Ebola: Officials Sound the Alarm


(Above image: Color-enhanced electron micrograph of Ebola virus particles. Courtesy: Thomas W. Geisbert, Boston University School of Medicine)

Public health and policy officials believe a big part of their job is preventing panic: Panic breeds behavior that can spread infectious disease. So when some of these health professionals begin speaking in alarming terms, there is reason to stand up and take note.

“We have to work now so this is not the world’s next AIDS,” said CDC Director Thomas Frieden today at a Washington D.C. meeting of officials from the United Nations, World Bank and International Monetary Fund.

“Failures in leadership have allowed a preventable disease to spin out of control,” write Lawrence Gostin and Eric Friedman in the current issue of the medical journal Lancet. Gostin, a Georgetown Law professor, is Director of the World Health Organization Collaborating Center on Public Health Law & Human Rights. Friedman is Project Leader for the Joint Action and Learning Initiative on National and Global Responsibilities for Health.

If nothing changes, public health officials estimate there will be 1.4 million Ebola cases worldwide by January. There are no current projections as to how many of those might be in the U.S.

U.S. officials have repeatedly stated that we “will” have more Ebola cases here. How do they know?

“It’s inevitable,” one official told me. He asked not to be quoted by name.

An open letter to European governments on behalf of 44 signatories declares the Ebola epidemic “has now spiraled utterly out of control.”

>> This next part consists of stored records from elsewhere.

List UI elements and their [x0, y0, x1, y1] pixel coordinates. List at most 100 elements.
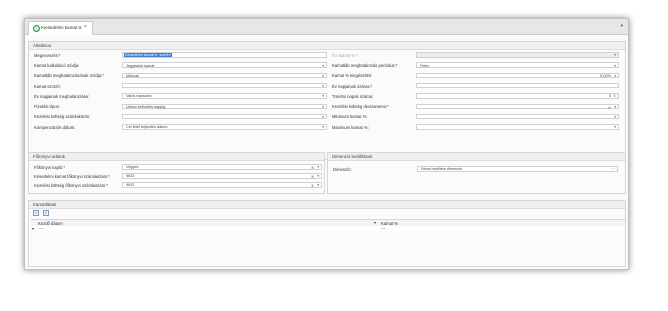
column-header-start-date[interactable]: Kezdő dátum: [38, 221, 63, 226]
chevron-down-icon[interactable]: ▾: [317, 165, 319, 169]
table-row[interactable]: ▾ --- ---: [31, 226, 625, 231]
kezelesi-koltseg-szamlakoron-label: Kezelési költség számlakörön:: [34, 114, 91, 120]
chevron-down-icon[interactable]: ▾: [322, 94, 324, 98]
fix-kamat-label: Fix kamat %:*: [332, 52, 358, 58]
close-icon[interactable]: ×: [84, 24, 87, 30]
tab-bar: Kiesedelmi kamat tr. × ▾: [25, 19, 628, 35]
chevron-down-icon[interactable]: ▾: [614, 105, 616, 109]
maximum-kamat-field[interactable]: ▾: [416, 124, 619, 130]
minimum-kamat-field[interactable]: ▾: [416, 113, 619, 120]
fix-kamat-field: ▾: [416, 52, 619, 58]
kezelesi-koltseg-devizanemo-label: Kezelési költség devizanemo:*: [332, 104, 389, 110]
ev-napjainak-szama-label: Év napjainak száma:*: [332, 83, 373, 89]
megnevezes-field[interactable]: Késedelmi kamat tr. szerint: [122, 52, 327, 58]
ev-napjainak-meghatarozasa-field[interactable]: Valós napszám ▾: [122, 93, 327, 99]
turelmi-napok-szama-label: Türelmi napok száma:: [332, 93, 374, 99]
kezelesi-koltseg-szamlakoron-field[interactable]: ▾: [122, 113, 327, 120]
ev-napjainak-meghatarozasa-value: Valós napszám: [126, 94, 152, 99]
fokonyvi-naplo-field[interactable]: Vegyes ▾ ⊗: [122, 164, 322, 170]
chevron-down-icon[interactable]: ▾: [322, 74, 324, 78]
kamat-szorzo-label: Kamat szorzó:: [34, 83, 61, 89]
group-header: Kamatlábak: [29, 201, 625, 209]
kamat-szorzo-field[interactable]: ▾: [122, 82, 327, 89]
kezelesi-koltseg-fokonyvi-szamlaszam-field[interactable]: 9632 ▾ ⊗: [122, 182, 322, 188]
chevron-down-icon[interactable]: ▾: [614, 53, 616, 57]
kamatlab-meghatarozasanak-modja-value: Időszak: [126, 73, 140, 78]
main-window: Kiesedelmi kamat tr. × ▾ Általános Megne…: [24, 18, 629, 270]
group-title: Kamatlábak: [33, 202, 57, 207]
ledger-group: Főkönyvi adatok Főkönyvi napló:* Vegyes ▾ ⊗…: [28, 152, 325, 194]
kompenzacios-datum-field[interactable]: Cél tétel teljesítés dátum ▾: [122, 124, 327, 130]
clear-icon[interactable]: ⊗: [608, 105, 611, 110]
chevron-down-icon[interactable]: ▾: [322, 64, 324, 68]
tab-title: Kiesedelmi kamat tr.: [41, 25, 83, 30]
tab-late-interest[interactable]: Kiesedelmi kamat tr. ×: [28, 21, 93, 35]
kamatlab-meghatarozasanak-modja-label: Kamatláb meghatározásának módja:*: [34, 73, 104, 79]
kamat-kalkulacio-modja-value: Jegybanki kamat: [126, 63, 155, 68]
group-title: Főkönyvi adatok: [33, 154, 65, 159]
spin-arrows-icon[interactable]: ⇕: [613, 94, 616, 98]
fizetesi-tipus-value: Utolsó befizetés napjág: [126, 104, 166, 109]
kamat-kiegeszites-field[interactable]: 5,00% ▾: [416, 72, 619, 79]
fizetesi-tipus-field[interactable]: Utolsó befizetés napjág ▾: [122, 103, 327, 109]
chevron-down-icon[interactable]: ▾: [322, 105, 324, 109]
minimum-kamat-label: Minimum kamat %:: [332, 114, 368, 120]
chevron-down-icon[interactable]: ▾: [614, 115, 616, 119]
dimension-group: Dimenzió beállítások Dimenzió: Nincs beá…: [327, 152, 626, 194]
cell-rate[interactable]: ---: [381, 226, 385, 231]
row-marker-icon: ▾: [32, 226, 35, 232]
chevron-down-icon[interactable]: ▾: [614, 74, 616, 78]
ev-napjainak-meghatarozasa-label: Év napjainak meghatározása:: [34, 93, 90, 99]
general-group: Általános Megnevezés:* Késedelmi kamat tr…: [28, 41, 626, 160]
chevron-down-icon[interactable]: ▾: [322, 84, 324, 88]
group-title: Dimenzió beállítások: [332, 154, 373, 159]
kamat-kalkulacio-modja-label: Kamat kalkuláció módja:: [34, 62, 80, 68]
kompenzacios-datum-label: Kompenzációs dátum:: [34, 124, 76, 130]
clear-icon[interactable]: ⊗: [311, 183, 314, 188]
kezelesi-koltseg-fokonyvi-szamlaszam-value: 9632: [126, 183, 135, 188]
kamatlab-meghatarozasanak-modja-field[interactable]: Időszak ▾: [122, 72, 327, 79]
chevron-down-icon[interactable]: ▾: [614, 64, 616, 68]
megnevezes-label: Megnevezés:*: [34, 52, 61, 58]
group-title: Általános: [33, 43, 52, 48]
kamatlab-meghatarozas-periodus-field[interactable]: Félév ▾: [416, 62, 619, 68]
dimension-value: Nincs beállítva dimenzió: [421, 167, 462, 172]
group-header: Általános: [29, 42, 625, 50]
kamat-kiegeszites-value: 5,00%: [600, 73, 611, 78]
chevron-down-icon[interactable]: ▾: [317, 174, 319, 178]
kezelesi-koltseg-devizanemo-field[interactable]: ▾ ⊗: [416, 103, 619, 110]
chevron-down-icon[interactable]: ▾: [614, 125, 616, 129]
clear-icon[interactable]: ⊗: [311, 165, 314, 170]
chevron-down-icon[interactable]: ▾: [317, 183, 319, 187]
fizetesi-tipus-label: Fizetési típus:: [34, 104, 60, 110]
kesedelmi-kamat-fokonyvi-szamlaszam-value: 9632: [126, 174, 135, 179]
group-header: Dimenzió beállítások: [328, 153, 625, 161]
clear-icon[interactable]: ⊗: [311, 174, 314, 179]
dimension-field[interactable]: Nincs beállítva dimenzió ···: [417, 166, 618, 172]
chevron-down-icon[interactable]: ▾: [322, 115, 324, 119]
turelmi-napok-szama-field[interactable]: 5 ⇕: [416, 93, 619, 99]
kamat-kiegeszites-label: Kamat % kiegészítés:: [332, 73, 373, 79]
fokonyvi-naplo-value: Vegyes: [126, 165, 139, 170]
kesedelmi-kamat-fokonyvi-szamlaszam-label: Késedelmi kamat főkönyvi számlaszám:*: [34, 173, 110, 179]
kompenzacios-datum-value: Cél tétel teljesítés dátum: [126, 125, 168, 130]
tab-menu-chevron-icon[interactable]: ▾: [621, 23, 623, 29]
fokonyvi-naplo-label: Főkönyvi napló:*: [34, 164, 65, 170]
column-header-rate[interactable]: Kamat %: [381, 221, 398, 226]
turelmi-napok-szama-value: 5: [608, 94, 611, 99]
column-sort-icon: ▾: [374, 220, 377, 226]
cell-start-date[interactable]: ---: [39, 226, 43, 231]
kamat-kalkulacio-modja-field[interactable]: Jegybanki kamat ▾: [122, 62, 327, 68]
chevron-down-icon[interactable]: ▾: [322, 125, 324, 129]
leaf-icon: [33, 25, 40, 32]
kezelesi-koltseg-fokonyvi-szamlaszam-label: Kezelési költség főkönyvi számlaszám:*: [34, 182, 109, 188]
ellipsis-button[interactable]: ···: [611, 166, 615, 171]
kesedelmi-kamat-fokonyvi-szamlaszam-field[interactable]: 9632 ▾ ⊗: [122, 173, 322, 179]
ev-napjainak-szama-field[interactable]: [416, 82, 619, 89]
kamatlab-meghatarozas-periodus-label: Kamatláb meghatározás periódus:*: [332, 62, 398, 68]
dimension-label: Dimenzió:: [333, 167, 352, 172]
add-row-icon[interactable]: +: [33, 210, 39, 216]
rates-group: Kamatlábak + ▪ Kezdő dátum ▾ Kamat % ▾ -…: [28, 200, 626, 267]
delete-row-icon[interactable]: ▪: [43, 210, 49, 216]
maximum-kamat-label: Maximum kamat %:: [332, 124, 369, 130]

“Today, the virus is a threat not only to the countries where the outbreak has overwhelmed the capacity of national health systems, but also to the entire world,” say the letter also published in Lancet. The lead author is Jose Martin-Moreno, Professor of Preventive Medicine and Public Health University of Valencia and advisor to the WHO Regional Office for Europe.

Martin-Moreno and his colleagues urge European governments to “step up to contribute in line with their capacity and potential” by deploying trained healthcare professionals to west Africa.

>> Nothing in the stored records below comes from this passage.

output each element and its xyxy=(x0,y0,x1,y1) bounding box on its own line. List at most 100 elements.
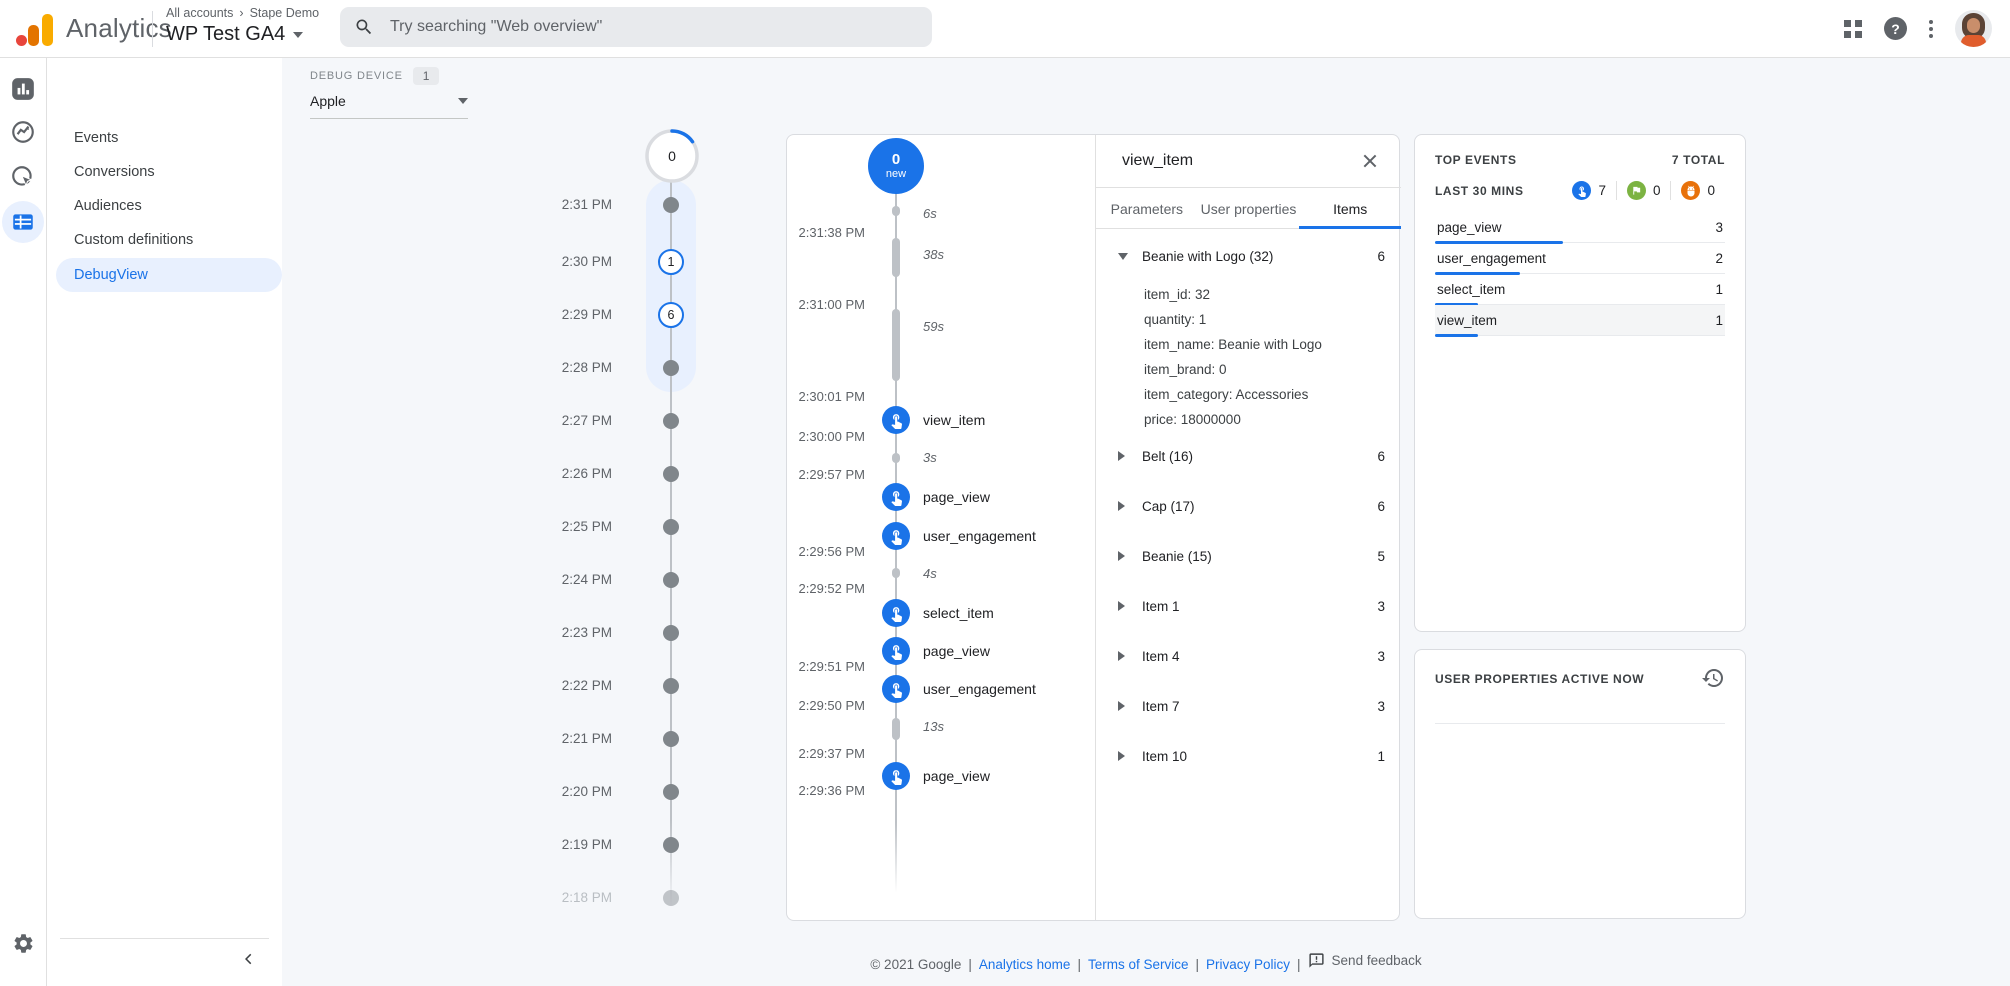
explore-icon[interactable] xyxy=(2,111,44,153)
tap-event-icon[interactable] xyxy=(882,483,910,511)
event-name[interactable]: select_item xyxy=(923,603,994,623)
minute-dot[interactable] xyxy=(663,784,679,800)
collapse-triangle-icon xyxy=(1118,253,1128,260)
close-icon[interactable] xyxy=(1359,150,1381,172)
minute-count-bubble[interactable]: 1 xyxy=(658,249,684,275)
item-group[interactable]: Item 10 1 xyxy=(1096,744,1401,768)
item-group-expanded[interactable]: Beanie with Logo (32) 6 xyxy=(1096,244,1401,268)
debug-device-label: DEBUG DEVICE xyxy=(310,70,403,82)
event-name[interactable]: page_view xyxy=(923,766,990,786)
global-search[interactable] xyxy=(340,7,932,47)
feedback-icon xyxy=(1308,952,1325,969)
event-bar xyxy=(1435,334,1478,337)
tap-event-icon[interactable] xyxy=(882,406,910,434)
minute-dot[interactable] xyxy=(663,731,679,747)
gap-capsule xyxy=(892,453,900,463)
privacy-link[interactable]: Privacy Policy xyxy=(1206,957,1290,972)
minute-count-bubble[interactable]: 6 xyxy=(658,302,684,328)
tab-parameters[interactable]: Parameters xyxy=(1096,189,1198,228)
event-name[interactable]: user_engagement xyxy=(923,526,1036,546)
sidebar-item-conversions[interactable]: Conversions xyxy=(56,155,282,189)
tab-user-properties[interactable]: User properties xyxy=(1198,189,1300,228)
item-group[interactable]: Item 4 3 xyxy=(1096,644,1401,668)
sidebar-item-events[interactable]: Events xyxy=(56,121,282,155)
item-group[interactable]: Cap (17) 6 xyxy=(1096,494,1401,518)
breadcrumb-account[interactable]: Stape Demo xyxy=(250,6,319,20)
minute-dot[interactable] xyxy=(663,413,679,429)
events-card: 0 new 2:31:38 PM 2:31:00 PM 2:30:01 PM 2… xyxy=(786,134,1400,921)
top-event-row[interactable]: page_view 3 xyxy=(1435,212,1725,243)
minute-dot[interactable] xyxy=(663,890,679,906)
debug-device-select[interactable]: Apple xyxy=(310,93,468,119)
search-input[interactable] xyxy=(388,17,872,37)
top-event-row[interactable]: select_item 1 xyxy=(1435,274,1725,305)
item-count: 6 xyxy=(1377,249,1385,264)
tap-event-icon[interactable] xyxy=(882,637,910,665)
minute-dot[interactable] xyxy=(663,572,679,588)
event-name[interactable]: user_engagement xyxy=(923,679,1036,699)
minute-dot[interactable] xyxy=(663,837,679,853)
send-feedback-button[interactable]: Send feedback xyxy=(1308,952,1422,969)
tap-event-icon[interactable] xyxy=(882,522,910,550)
avatar[interactable] xyxy=(1955,10,1992,47)
more-menu-icon[interactable] xyxy=(1929,20,1933,38)
user-properties-divider xyxy=(1435,723,1725,724)
gap-capsule xyxy=(892,238,900,277)
analytics-logo[interactable]: Analytics xyxy=(14,8,172,48)
collapse-sidebar-icon[interactable] xyxy=(238,948,260,970)
minutes-stream: 0 2:31 PM 2:30 PM 2:29 PM 2:28 PM 2:27 P… xyxy=(500,120,760,980)
reports-icon[interactable] xyxy=(2,68,44,110)
tab-items[interactable]: Items xyxy=(1299,189,1401,228)
item-count: 5 xyxy=(1377,549,1385,564)
help-icon[interactable]: ? xyxy=(1884,17,1907,40)
events-counter: 7 xyxy=(1562,181,1616,200)
app-header: Analytics All accounts › Stape Demo WP T… xyxy=(0,0,2010,58)
sidebar-item-audiences[interactable]: Audiences xyxy=(56,189,282,223)
advertising-icon[interactable] xyxy=(2,156,44,198)
minute-label: 2:19 PM xyxy=(522,836,612,854)
new-events-circle[interactable]: 0 new xyxy=(868,138,924,194)
current-minute-circle[interactable]: 0 xyxy=(644,128,700,184)
breadcrumb-accounts[interactable]: All accounts xyxy=(166,6,233,20)
sidebar-item-label: Conversions xyxy=(74,164,155,180)
configure-icon[interactable] xyxy=(2,201,44,243)
event-timestamp: 2:29:56 PM xyxy=(787,543,865,561)
item-count: 6 xyxy=(1377,499,1385,514)
top-event-row[interactable]: user_engagement 2 xyxy=(1435,243,1725,274)
top-event-count: 1 xyxy=(1715,282,1723,297)
analytics-home-link[interactable]: Analytics home xyxy=(979,957,1071,972)
minute-label: 2:28 PM xyxy=(522,359,612,377)
settings-gear-icon[interactable] xyxy=(12,932,35,960)
top-event-name: select_item xyxy=(1437,282,1505,297)
item-group[interactable]: Beanie (15) 5 xyxy=(1096,544,1401,568)
minute-dot[interactable] xyxy=(663,519,679,535)
minute-label: 2:27 PM xyxy=(522,412,612,430)
property-name[interactable]: WP Test GA4 xyxy=(166,23,285,46)
tap-event-icon[interactable] xyxy=(882,675,910,703)
device-caret-icon xyxy=(458,98,468,104)
sidebar-item-debugview[interactable]: DebugView xyxy=(56,258,282,292)
tap-event-icon[interactable] xyxy=(882,762,910,790)
tap-event-icon[interactable] xyxy=(882,599,910,627)
minute-dot[interactable] xyxy=(663,625,679,641)
sidebar-item-custom-definitions[interactable]: Custom definitions xyxy=(56,223,282,257)
history-icon[interactable] xyxy=(1701,666,1725,695)
terms-link[interactable]: Terms of Service xyxy=(1088,957,1189,972)
sidebar: Events Conversions Audiences Custom defi… xyxy=(47,57,282,986)
account-switcher[interactable]: All accounts › Stape Demo WP Test GA4 xyxy=(166,6,319,46)
errors-counter: 0 xyxy=(1670,181,1725,200)
product-name: Analytics xyxy=(66,13,172,44)
item-group[interactable]: Item 1 3 xyxy=(1096,594,1401,618)
event-name[interactable]: page_view xyxy=(923,641,990,661)
event-name[interactable]: page_view xyxy=(923,487,990,507)
minute-dot[interactable] xyxy=(663,466,679,482)
minute-label: 2:26 PM xyxy=(522,465,612,483)
minute-dot[interactable] xyxy=(663,197,679,213)
event-name[interactable]: view_item xyxy=(923,410,985,430)
minute-dot[interactable] xyxy=(663,678,679,694)
minute-dot[interactable] xyxy=(663,360,679,376)
apps-grid-icon[interactable] xyxy=(1844,20,1862,38)
top-event-row[interactable]: view_item 1 xyxy=(1435,305,1725,336)
item-group[interactable]: Item 7 3 xyxy=(1096,694,1401,718)
item-group[interactable]: Belt (16) 6 xyxy=(1096,444,1401,468)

There is across the board concern about an extreme shortage of funds to respond to the Ebola crisis.

That’s despite the fact that, in the U.S., Public Health Emergency Preparedness (PHEP) Cooperative Agreements have provided public health departments nearly $9 billion tax dollars since 2002 to upgrade their ability to respond to a range of public health threats, including infectious diseases. Apparently, money is no guarantee of competence. The Dallas Ebola case was mishandled nearly every step of the way with health officials displaying a “learn-as-we-go” mentality. A “glitch” at the hospital was blamed for sending the infected patient back home where he came into contact with others. And there was a shocking lack of preparedness in disposing of the patient’s infectious waste.

“They blew it,” one official told me. Another official acknowledged that such examples of incompetence make it more difficult to convince the American public that their health is in good hands.

The Ebola patient, a Liberian man, died Wednesday. None of his contacts have come down with Ebola.

World Health Organization flag
World Health Organization flag

Worldwide, Gostin and Friedman fault, in part, the World Health Organization (WHO) for lack of leadership in the failure to contain the Ebola outbreak when it was small.

“WHO relied on misplaced confidence that it could mobilise funds rapidly in the face of a crisis, but waiting for donations has led to costly delays. WHO has been constantly catching up in mobilising resources for Ebola: in April, 2014, it sought $4·8 million, by July 31 it set a $71 million goal; and in August made a $490 million appeal, with the UN launching a $988 million appeal weeks later,” say Gostin and Friedman in Lancet.

They also point out that the world seems not to have learned from crucial past lessons.

After the 2009 H1N1 swine flu influenza epidemic, an independent Review Committee concluded that “The world is ill-prepared to respond…to a global, sustained and threatening public-health emergency”, with health capacities “not now on a path to timely implementation worldwide.”

“The Ebola epidemic represents a public health imperative; unchecked, it might very well become a geopolitical crisis,” warn Martin-Moreno and his colleagues.